Kopfhörer- und Mikrofonspezialist Sennheiser stellte im Hamburger Abaton-Kino das Cinema-Connect-System vor, das hör- und sehbehinderten Menschen die Teilnahme an Kulturveranstaltungen wie Kino oder Theater ermöglicht
Hamburg – Allein in Deutschland leben 5,7 Millionen Menschen, deren Hörvermögen beeinträchtigt ist. Und nicht nur ältere Menschen sind betroffen – 47 Prozent davon sind jünger als 60 Jahre. Für die Teilnahme am kulturellen Leben benötigen diese Menschen oft Unterstützung. Doch eine Sonderbehandlung wie Hörsysteme, die auf Nachfrage an der Kinokasse verliehen werden, ist nicht ideal. Beeinträchtige Menschen sollen ohne Hürden am öffentlichen Leben teilhaben können. Inklusion heißt dieses Ziel – doch wie lässt es sich erreichen?
Eine Lösung für kulturelle Veranstaltungen möchte Sennheiser mit seinem Cinema-Connect-System anbieten: Anders als bereits existierende Technologien nutzt das System ein herkömmliches WLAN-Netzwerk zum Audio-Streaming auf eine Smartphone-App. Somit können hör- wie sehbehinderte Menschen lediglich mit einem Smartphone samt Kopfhörer zusätzliche Audiospuren abrufen. Etwa eine Audiodeskription, also eine beschreibende Audiospur für Sehbeeinträchtigte oder eine Hörunterstützung mit hervorgehobenen Dialogen für Schwerhörige. Und nicht nur das: Per Cinema-Connect-System lassen sich mühelos weitere Tonspuren übertragen – etwa eine Originalfassung für Cineasten oder fremdsprachige Versionen.
Für die technische Umsetzung müssen Kinobetreiber lediglich eine Connect-Station installieren, die Zentraleinheit des Systems im 19-Zoll-Rackformat.
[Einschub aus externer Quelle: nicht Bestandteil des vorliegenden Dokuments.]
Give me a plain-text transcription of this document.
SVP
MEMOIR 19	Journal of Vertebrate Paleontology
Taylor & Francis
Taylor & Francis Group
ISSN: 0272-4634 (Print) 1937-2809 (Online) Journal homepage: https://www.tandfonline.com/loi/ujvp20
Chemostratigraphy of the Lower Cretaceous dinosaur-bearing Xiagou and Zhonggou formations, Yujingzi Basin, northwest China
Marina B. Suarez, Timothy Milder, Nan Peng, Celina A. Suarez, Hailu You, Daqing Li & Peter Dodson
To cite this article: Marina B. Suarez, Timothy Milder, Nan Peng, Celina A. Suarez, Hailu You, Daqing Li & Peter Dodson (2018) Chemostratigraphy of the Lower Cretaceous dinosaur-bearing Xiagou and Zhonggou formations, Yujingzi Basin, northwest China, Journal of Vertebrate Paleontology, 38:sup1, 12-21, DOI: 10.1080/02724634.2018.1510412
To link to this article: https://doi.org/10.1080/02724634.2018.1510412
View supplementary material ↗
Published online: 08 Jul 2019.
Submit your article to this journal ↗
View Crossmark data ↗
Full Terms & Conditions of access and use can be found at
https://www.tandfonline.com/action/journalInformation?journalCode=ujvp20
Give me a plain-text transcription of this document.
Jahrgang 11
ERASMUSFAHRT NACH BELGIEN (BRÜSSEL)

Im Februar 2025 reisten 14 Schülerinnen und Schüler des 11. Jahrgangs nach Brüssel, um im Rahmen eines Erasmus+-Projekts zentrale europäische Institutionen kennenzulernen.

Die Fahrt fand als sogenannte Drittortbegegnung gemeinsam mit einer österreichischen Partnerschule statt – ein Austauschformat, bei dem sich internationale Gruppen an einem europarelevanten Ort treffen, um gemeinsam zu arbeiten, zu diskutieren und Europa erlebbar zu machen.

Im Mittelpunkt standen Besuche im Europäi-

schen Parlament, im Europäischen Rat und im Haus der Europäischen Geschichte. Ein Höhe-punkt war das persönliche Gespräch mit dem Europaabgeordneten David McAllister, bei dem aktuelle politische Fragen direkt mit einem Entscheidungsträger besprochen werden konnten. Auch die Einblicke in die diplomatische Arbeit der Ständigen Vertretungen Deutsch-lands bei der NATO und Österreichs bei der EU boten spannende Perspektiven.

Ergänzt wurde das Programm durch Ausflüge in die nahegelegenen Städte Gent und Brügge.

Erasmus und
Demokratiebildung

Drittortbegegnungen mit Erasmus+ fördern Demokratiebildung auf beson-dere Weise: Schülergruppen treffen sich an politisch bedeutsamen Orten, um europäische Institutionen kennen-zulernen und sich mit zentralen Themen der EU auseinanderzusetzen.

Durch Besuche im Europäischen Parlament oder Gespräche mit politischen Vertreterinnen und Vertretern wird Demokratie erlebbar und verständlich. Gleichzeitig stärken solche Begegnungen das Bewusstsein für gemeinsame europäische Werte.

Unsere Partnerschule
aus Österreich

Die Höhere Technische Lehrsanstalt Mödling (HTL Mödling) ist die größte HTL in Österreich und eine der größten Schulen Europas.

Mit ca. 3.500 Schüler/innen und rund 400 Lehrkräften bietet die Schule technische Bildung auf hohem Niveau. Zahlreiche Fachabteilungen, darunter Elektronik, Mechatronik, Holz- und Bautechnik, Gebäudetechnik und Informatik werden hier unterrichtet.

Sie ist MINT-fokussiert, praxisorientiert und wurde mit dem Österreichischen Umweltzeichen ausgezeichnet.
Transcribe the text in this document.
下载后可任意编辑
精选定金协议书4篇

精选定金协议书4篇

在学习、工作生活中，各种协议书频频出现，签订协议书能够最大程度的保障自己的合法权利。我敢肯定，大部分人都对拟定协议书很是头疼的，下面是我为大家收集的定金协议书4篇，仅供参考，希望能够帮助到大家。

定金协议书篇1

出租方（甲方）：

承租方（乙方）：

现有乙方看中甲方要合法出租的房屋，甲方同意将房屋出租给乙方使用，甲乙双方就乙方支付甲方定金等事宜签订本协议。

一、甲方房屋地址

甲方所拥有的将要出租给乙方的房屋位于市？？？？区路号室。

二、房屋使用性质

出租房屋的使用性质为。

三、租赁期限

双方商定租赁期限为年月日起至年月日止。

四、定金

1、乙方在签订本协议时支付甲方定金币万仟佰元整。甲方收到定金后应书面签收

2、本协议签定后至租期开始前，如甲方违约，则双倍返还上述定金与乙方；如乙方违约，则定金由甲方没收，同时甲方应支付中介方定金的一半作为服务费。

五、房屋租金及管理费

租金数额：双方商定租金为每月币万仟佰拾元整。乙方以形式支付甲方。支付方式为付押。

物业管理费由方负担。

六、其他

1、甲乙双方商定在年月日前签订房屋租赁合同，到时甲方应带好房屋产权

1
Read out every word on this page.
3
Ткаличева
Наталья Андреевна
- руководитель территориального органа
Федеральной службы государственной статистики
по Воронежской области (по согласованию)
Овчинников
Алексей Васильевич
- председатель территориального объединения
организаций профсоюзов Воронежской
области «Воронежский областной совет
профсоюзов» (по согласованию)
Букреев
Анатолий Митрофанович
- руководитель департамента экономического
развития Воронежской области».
Diese bietet passende Anschlüsse für die heute verwendeten Kinoserver, erklärte Daniel Fischer, Entwicklungsleiter der neu gegründeten Sennheiser Streaming Technology GmbH (SST). Die zusätzlichen Audiospuren wie Audiodeskription müssen auf der Filmfassung natürlich vorliegen. Die Connect-Station besitzt mehrere RJ-45-Anschlüsse für WLAN-Router sowie für Servicezwecke.
Per WLAN soll das Streaming über bis zu 30 Metern Reichweite gelingen. Bis zu 25 Personen können das System gleichzeitig nutzen – erweitern lässt es sich in beiden Fällen mit weiteren Access Points, erläuterte Jörn Erkau, Leiter der SST GmbH. Durch das Streaming werden die Audiospuren mit unter 50 Millisekunden Verzögerung auf das Smartphone übertragen. Dieser Wert sei ausgezeichnet, sagte Erkau. Während Normalhörende die Verzögerung als Echo wahrnehmen, würden etwa Hörbeeinträchtigte das System vorzugsweise mit geschlossenen Kopfhörern und höherer Laustärke nutzen. Dadurch falle das Echo im Gebrauch nicht ins Gewicht. Man arbeite aber daran, die Latenz weiter zu verringern.
Das Cinema-Connect-System soll ab Herbst verfügbar sein, die Apps für iOS und Android lassen sich dann auf Smartphones überspielen. Die iOS-App führte Sennheiser bereits bei der Präsentation vor. Sie beinhaltet einen Location-Finder, mit dem sich entsprechend ausgerüstete Kinos auffinden lassen. Um das Thema Inklusion und die Cinema-Connect-Lösung einer breiteren Öffentlichkeit bekannt zu machen, betreibt Sennheiser zudem den Blog Culture Inclusive.